12. Networking/consumer groups/self-help. Whenever I was released after being hospitalized, I always knew that there were others like me, those who had received psychiatric inpatient treatment and were now in the community. But I had no way of knowing who these people were. Everything was clouded in secrecy. There was no practical way for one to meet others who had similar experiences. As a result, being a recovering mentally ill person was a very lonely experience. As I did, too many discharged persons spend too much time alone in a room watching television or just looking at the walls.

Fortunately this situation is changing. Twenty-five years ago the National Alliance for the Mentally Ill (NAMI) was founded and regular meetings of family members now occur in virtually all of the states and larger cities in the country and in many smaller ones. Many of these groups encourage involvement of recovering persons themselves as well as family members. Indeed NAMI has a national network of recovering persons called the Consumer Council. Recently members of this network have been gaining more influence within NAMI and as of this writing they occupy several positions on the NAMI Board of Directors, including the president.

In addition to the consumers active with the NAMI organization, there are other national consumer organizations that are active in networking and advocating for recovering persons. The …….

In addition to these national groups most cities and states have consumer organizations with which one can affiliate. It has been my experience that recovering persons benefit greatly from associating with others with similar disabilities.
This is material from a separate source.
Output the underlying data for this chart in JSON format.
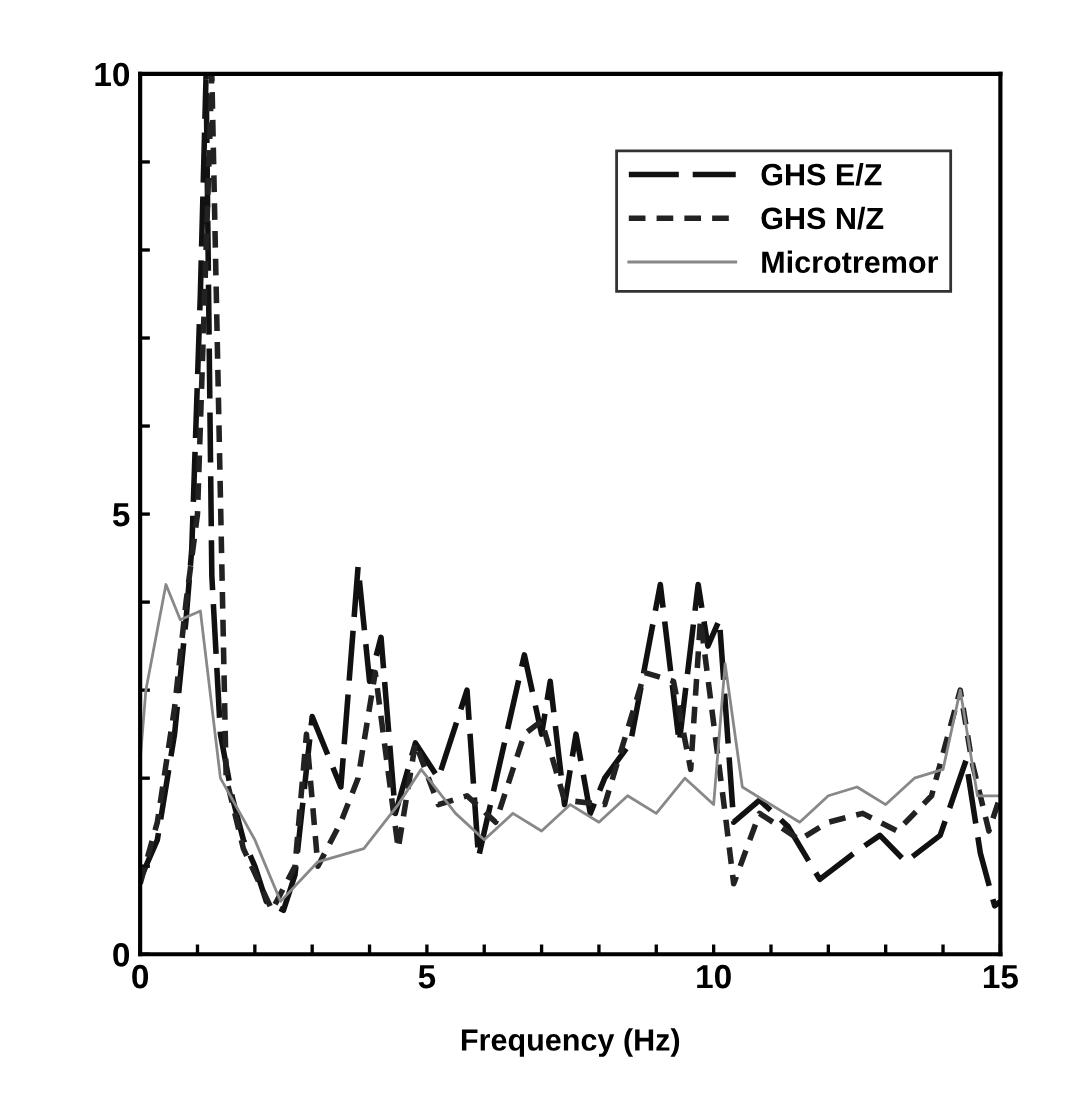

In some areas consumers have taken the initiative to establish facilities for recovering persons that are operated by themselves. They may or may not work in concert with traditional mental health providers, but control of these operations remains in the hands of recovered persons themselves. These are usually referred to as self-help efforts and are generally found to be cost effective and much appreciated by the consumers who ae involved with them. Indeed, recently when the Doard of Directors of the NMHCA organization was asked to identify their highest priority as to restructuring the delivery of mental health in this country, the NMHCA Board members unaminously identified self-help as their major issue. With this kind of enth;usiastic support, it is likely that self-help consumer run drop in centers, social clubs, and crisis facilities will become more widely available.